Sometimes, I wonder why I try to critique music. Critically considering music is different from a simple review. Anybody can review music, and Twitter would make a sufficient forum for that. A review should sum up a piece of art as “good,” “bad,” or “somewhere in between.” A critique is different.
A critique aims to consider the art’s merits, but it also wants to consider its place in the wider scope of form. In the case of music, a proper critical review should discuss the meaning of the music, and its relevance to either an artist’s oeuvre or general society.
There are occasions, though, when critical thinking is pointless because, well, nobody cares — and it’s irrelevant. Michael Bay movies (Transformers), Dan Brown novels (The Da Vinci Code), or Pokémon video games come to mind.
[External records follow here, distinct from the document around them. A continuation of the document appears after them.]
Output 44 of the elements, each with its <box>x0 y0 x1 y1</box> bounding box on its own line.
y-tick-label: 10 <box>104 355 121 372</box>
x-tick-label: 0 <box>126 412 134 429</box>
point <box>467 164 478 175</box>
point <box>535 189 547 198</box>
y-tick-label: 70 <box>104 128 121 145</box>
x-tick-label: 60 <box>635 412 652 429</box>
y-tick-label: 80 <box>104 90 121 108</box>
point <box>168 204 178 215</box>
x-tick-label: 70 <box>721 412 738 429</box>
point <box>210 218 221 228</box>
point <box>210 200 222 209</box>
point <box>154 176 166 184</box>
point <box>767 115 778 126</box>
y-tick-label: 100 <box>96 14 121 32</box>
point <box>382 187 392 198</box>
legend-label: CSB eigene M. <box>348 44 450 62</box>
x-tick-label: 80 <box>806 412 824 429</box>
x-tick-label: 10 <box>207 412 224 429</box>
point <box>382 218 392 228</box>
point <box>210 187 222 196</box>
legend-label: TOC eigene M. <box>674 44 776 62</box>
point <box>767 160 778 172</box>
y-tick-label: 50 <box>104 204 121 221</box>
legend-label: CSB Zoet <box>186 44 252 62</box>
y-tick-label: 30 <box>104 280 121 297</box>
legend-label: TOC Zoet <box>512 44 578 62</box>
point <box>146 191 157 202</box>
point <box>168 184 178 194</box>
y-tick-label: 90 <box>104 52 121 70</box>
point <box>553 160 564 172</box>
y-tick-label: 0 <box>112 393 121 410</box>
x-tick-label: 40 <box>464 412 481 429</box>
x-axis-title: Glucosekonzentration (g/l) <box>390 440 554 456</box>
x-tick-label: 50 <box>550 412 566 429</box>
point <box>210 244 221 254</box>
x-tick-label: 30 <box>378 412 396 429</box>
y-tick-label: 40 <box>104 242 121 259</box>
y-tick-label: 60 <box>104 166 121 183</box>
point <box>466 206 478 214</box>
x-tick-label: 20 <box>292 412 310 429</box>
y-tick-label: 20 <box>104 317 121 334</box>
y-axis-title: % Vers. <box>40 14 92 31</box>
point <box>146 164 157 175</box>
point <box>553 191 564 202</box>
But today I’m adding Lisa LeBlanc’s name to that list.
Why You Wanna Leave, Runaway Queen? is an insanely fun album that I can’t possibly critique. I don’t know how to describe the magic spell it puts on me, but its delightful mix of Americana, old-school rock ‘n’ roll, and garage rock attitude hits me right where it hurts.
The truth is right in the track names. “I Love You, I Don’t Love You, I Don’t Know” is delivered with all the panache you’d expect. “Could You Wait ’Til I’ve Had My Coffee?” is basically a constant barrage of delightful rock attitude. And yes, the country-style cover of “Ace of Spades” is perfect — and Lisa LeBlanc’s voice is amazing.
I’d be remiss if I didn’t talk a bit about her voice. LeBlanc is an excellent singer with the room-filling power of Metallica’s James Hetfield, and all the lazy attitude of Lou Reed in his prime. Her punk-y voice is a delightful antecedent to her music, which is often twangy and country-like — even if she doesn’t fully embrace the genre.
It’s hard to categorize LeBlanc’s style, actually. Most people consider her folk, but she’s the first to acknowledge her rock and metal roots. She’s dubbed her music “folk trash”, which I don’t think fits her — but it does get the point across.
Her quieter tracks (which are rarer), like “5748 km”, are more apt to fit that term. But those quiet tracks are rare. Songs like “Dead Man’s Flats” seem quiet, but are insistent on their astounding breakneck paces. Others, like “(Self-Proclaimed) Voodoo Women” start slow, but develop roaring rock personalities in their latter halves. (These tracks aren’t unlike the epic metal tracks that doubtlessly inspired them.)
The point of all this is that it’s hard to call Lisa LeBlanc folk rock. She’s dangerously close to post-punk, or garage rock — if she’s not there already. And as her band gets louder, so does her sound.
If anything, Why You Wanna Leave, Runaway Queen? demonstrates LeBlanc’s completed transition from “folk trash” to “rock ‘n’ roll diva.” It’s not going to light the world on fire for its social commentary, but it’s immune to these criticisms because LeBlanc’s music is just so much darned fun. It makes you want to air guitar, dance, bang your head around, and cheer.
If you’re looking for a record that does that — a record that knows how to have fun and reinterpret the attitudes of the past with new sounds — look no further than Why You Wanna Leave, Runaway Queen?. A rollicking, rocking success by any measure.